HR Analytics in Asia
With the intention of opening the dialogue on HR analytics, we started with a simple question, “Where are you with analytics?” Unsurprisingly, the consensus among our guests was that, in Asia especially, little attention or resource has been placed in properly utilising analytics in terms of HR.
As we went around the table, HR professionals agreed that, while analytics is a valuable asset in adding value, on the local level it just hasn’t been as readily adopted. In general, people were more comfortable in sticking with the more “old fashioned” ways, relying on Excel over analytics systems, as analytics was not yet a requirement, whereas reporting was.
Strategic Adoption of Analytics
As an HR analytics specialist himself, Andy shared that the best approach to introducing analytics into HR was to be focused. This meant separating reporting duties from those of analytics and putting in the resources to have different people dedicated to each. As the traditional approach to HR prioritises reporting tasks over those of analytics, by separating the two functions, people specialised in analytics can draw more significant insights, as opposed to being bogged down by reporting duties, and leaving analytics to the eleventh hour, which leaves little room for true insight.

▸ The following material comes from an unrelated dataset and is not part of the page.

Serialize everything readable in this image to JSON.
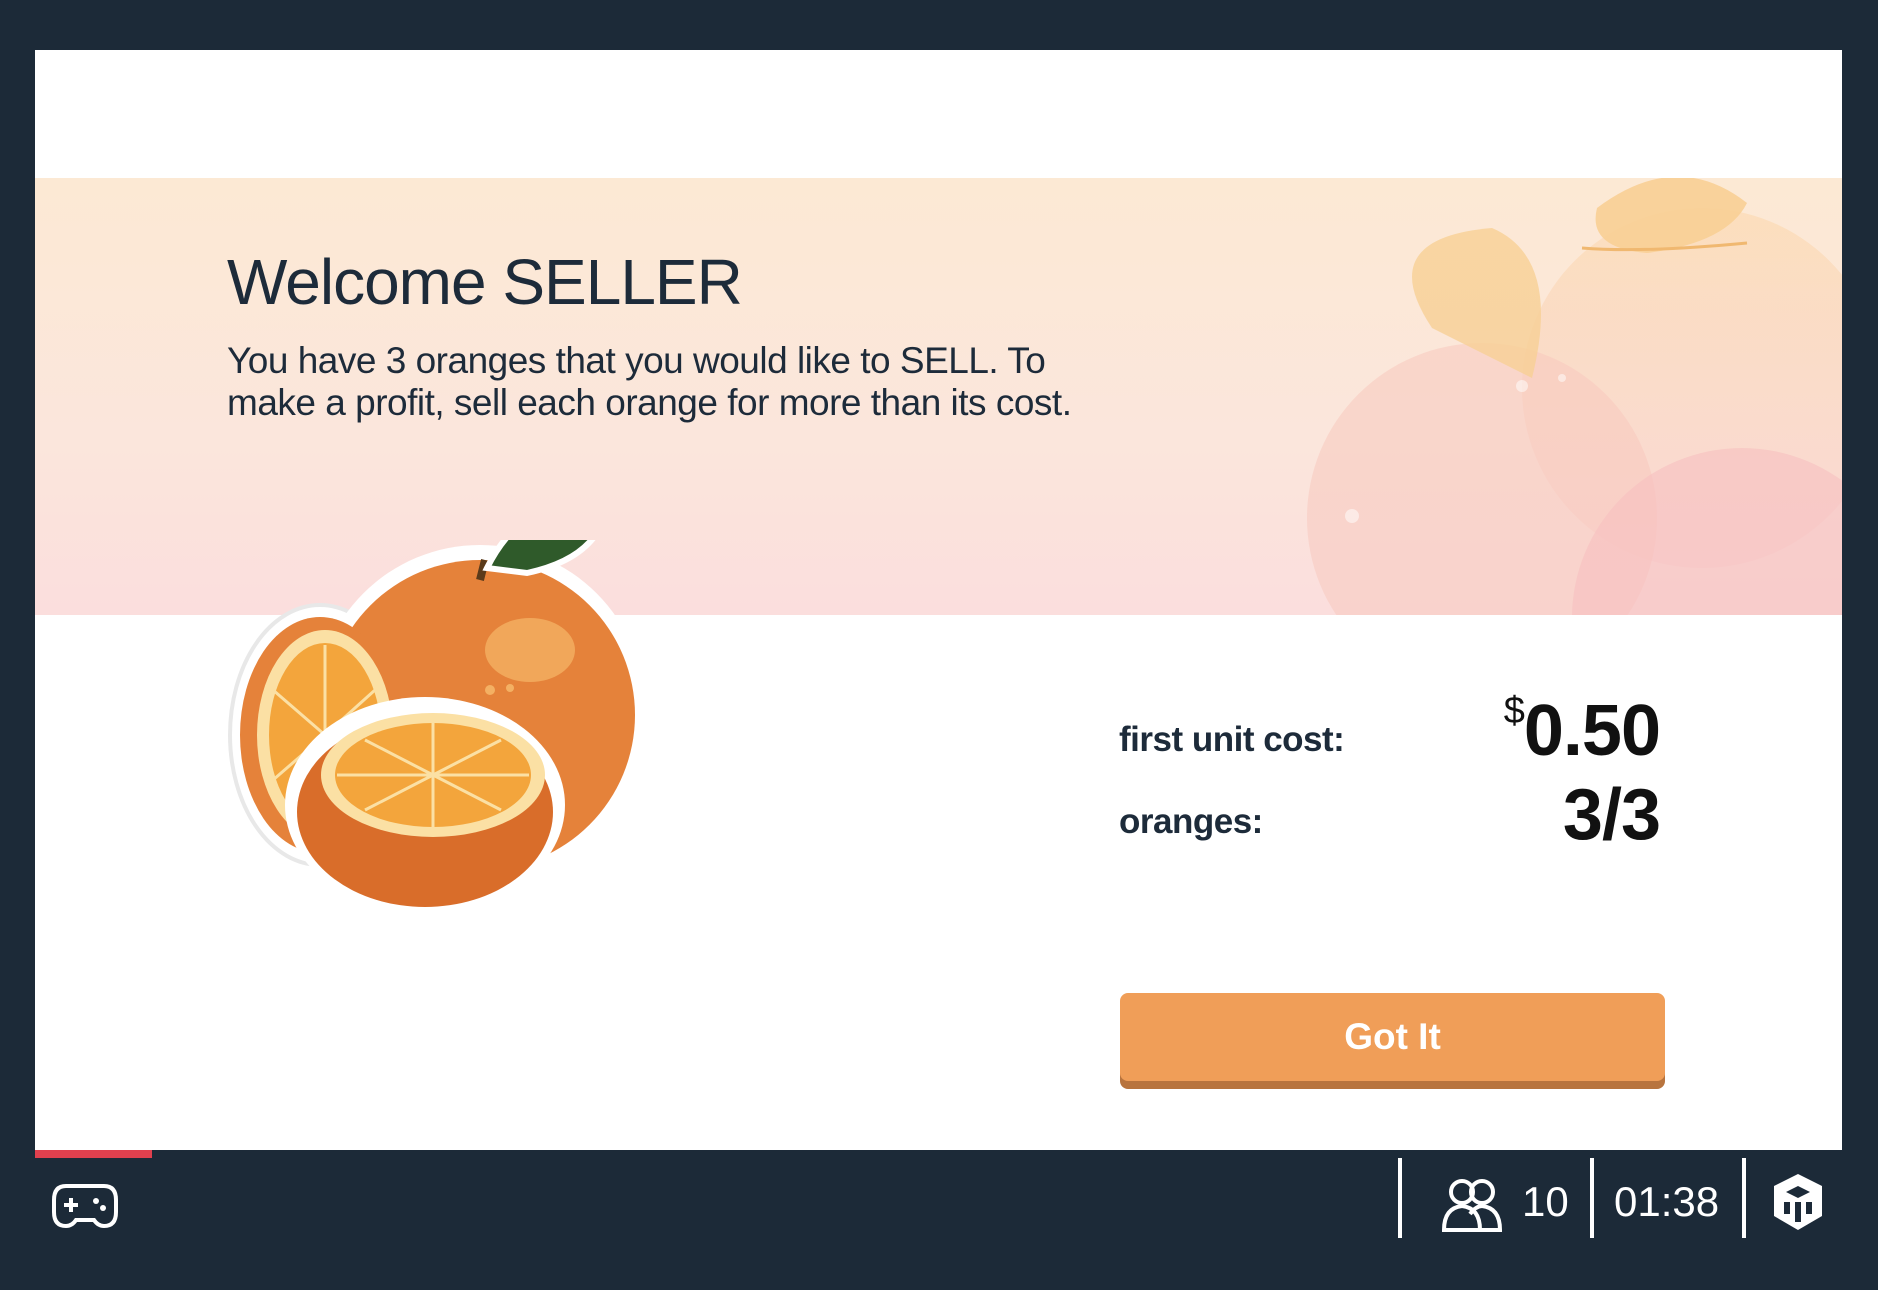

Like with anything else, to build from scratch is always the hardest. If you are thinking to implement analytics functions in your HR, you may consider starting small, using Excel in the initial phases, in order to build a mentality of using predictive analytics. As you build value and gain traction with these methods, it will be a lot easier to make a case to move onto higher profile systems like Links People Analytics, which can offer a wider range of capabilities.
Working with analytics differs from reporting in that it requires a more attentive mindset. Whereas reports look only at the figures, analytics requires more analysis of data, which also attains to looking outside of traditional measures for greater insight. Good analytics is more about having the right data, as opposed to just having data. This means being creative with what you’re looking at, for example to measure proximity (seating arrangements), scheduling , and email data on top of the usual employee demographics and pay. This means to experiment, looking not only at the quantitative but also qualitative data to arrive at some sort of insight.
End State of HR Analytics
As Andy put it, “What’s the end state of HR analytics?” Ultimately, analytics exists in HR to help us make more informed business decisions. However, this isn’t easy. On the contrary, the successful adoption of analytics in HR will take forward-thinking people who believe in the method, as there are no quantitative ways to measure its ROI in the short-term, only proxy measures. But what HR analytics does do, is help make progress in the business challenges that the company faces, bringing value that adds up over time.
“It is great to have such a fruitful meeting filled with interactions
which doesn’t tend to happen in usual HR seminars.”